GD is defined as a form of diabetes that is diagnosed for the first time during pregnancy. According to the study, 4% to 8% of individuals experience GD during pregnancy, as it is among the most common pregnancy complications.

“It is well-documented that the burden of GD differs by race and ethnicity. In the US, the prevalence of GD has been found to be highest among Asian individuals, followed by Hispanic, Black, and White individuals. Moreover, pregnancies affected by GD have increased risks of adverse outcomes, such as preeclampsia, primary cesarean delivery, birth injury, macrosomia, and large-for-gestational-age (LGA) birth. With its high prevalence and potential for adverse impact on both maternal and offspring health, prevention and management of GD is a major challenge for obstetrical care practitioners,” the study authors wrote.

The investigators noted that in previous studies of GD, race and ethnicity were rarely included and the goal was not to reduce the risk of GD. The studies instead focused on strategies to increase psychosocial health among individuals with GD.

GPNC is an advanced model seeking to provide medical care that can progress clinical outcomes and health behaviors, as well as reducing racial disparities. Compared with traditional individual prenatal care (IPNC), GPNC has showed a lower risk of progression for A2 GD, according to the authors of the current study.

The researchers explored this outcome by creating a secondary analysis of the CRADLE (Center and Racial Disparities) study.
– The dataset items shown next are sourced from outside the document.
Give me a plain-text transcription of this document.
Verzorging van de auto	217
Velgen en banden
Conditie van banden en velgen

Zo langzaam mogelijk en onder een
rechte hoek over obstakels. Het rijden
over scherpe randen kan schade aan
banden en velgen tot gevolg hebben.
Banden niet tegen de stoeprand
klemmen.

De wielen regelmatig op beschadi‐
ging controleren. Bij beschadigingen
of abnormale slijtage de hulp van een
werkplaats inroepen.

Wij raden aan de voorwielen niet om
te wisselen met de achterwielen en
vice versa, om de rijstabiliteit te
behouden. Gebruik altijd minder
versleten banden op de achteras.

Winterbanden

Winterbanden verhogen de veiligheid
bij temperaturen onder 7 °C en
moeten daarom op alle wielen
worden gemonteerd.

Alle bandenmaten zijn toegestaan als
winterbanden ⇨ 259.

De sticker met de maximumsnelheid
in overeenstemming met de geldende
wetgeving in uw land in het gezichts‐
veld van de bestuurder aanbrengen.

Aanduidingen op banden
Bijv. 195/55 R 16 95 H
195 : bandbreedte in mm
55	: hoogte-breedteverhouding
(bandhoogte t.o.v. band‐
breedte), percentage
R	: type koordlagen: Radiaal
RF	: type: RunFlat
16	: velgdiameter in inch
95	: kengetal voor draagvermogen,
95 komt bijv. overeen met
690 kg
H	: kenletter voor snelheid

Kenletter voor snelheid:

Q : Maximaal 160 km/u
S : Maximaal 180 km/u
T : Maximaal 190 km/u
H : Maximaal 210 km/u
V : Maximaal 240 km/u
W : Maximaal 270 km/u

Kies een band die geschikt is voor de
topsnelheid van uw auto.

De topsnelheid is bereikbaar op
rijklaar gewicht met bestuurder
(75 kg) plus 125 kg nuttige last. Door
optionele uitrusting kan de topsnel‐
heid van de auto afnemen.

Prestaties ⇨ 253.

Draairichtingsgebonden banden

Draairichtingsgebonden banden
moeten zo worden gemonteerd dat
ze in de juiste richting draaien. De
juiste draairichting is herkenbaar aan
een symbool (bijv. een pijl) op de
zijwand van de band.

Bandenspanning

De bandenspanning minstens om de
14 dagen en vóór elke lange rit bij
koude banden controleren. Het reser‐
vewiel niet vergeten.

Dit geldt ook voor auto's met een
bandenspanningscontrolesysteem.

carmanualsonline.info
The single site, randomized clinical trial (RCT) focused on racially diverse pregnant individuals to define the results of GPNC for adverse effects and outcomes of GD. The study was conducted from February 2016 to March 2020 in South Carolina. The study enrolled 2350 participants who were between 14 and 45 years of age, 21 weeks or earlier in their pregnancy, and who had to partake in an 8-week follow up postpartum, if accessible. The data were analyzed from March 2021 to July 2022.

“Eligible participants were randomly assigned in a 1:1 allocation, stratified by race and ethnicity, to receive either GPNC (intervention) or IPNC (control) as their prenatal care. Due to the nature of the intervention, participants and practitioners were not blinded to group assignments. However, the study analysts were blinded to group assignments to reduce bias,” the study authors wrote.

Out of the 2350 participants, 1176 were placed in the GPNC group and 1174 were placed in the IPNC group. The primary outcome was a GD diagnosis between 24 and 30 weeks of gestation, with the secondary outcome of a progression of A2 GD. The results showed that the risks of GD within A2 GD and related adverse obstetric outcomes were comparable between GPNC and IPNC. The researchers did not observe a change in the development of GD in individuals of different races and ethnicities in GPNC, but the study allowed a greater analysis of benefits.

The findings suggest that although the risk of developing GD was similar in GPNC and traditional IPNC, GPNC could benefit for some patients as a treatment option, the investigators concluded.


Group vs Individual Prenatal Care and Gestational Diabetes Outcomes. Jama Network. News release. August 29, 2023. Accessed September 1, 2023.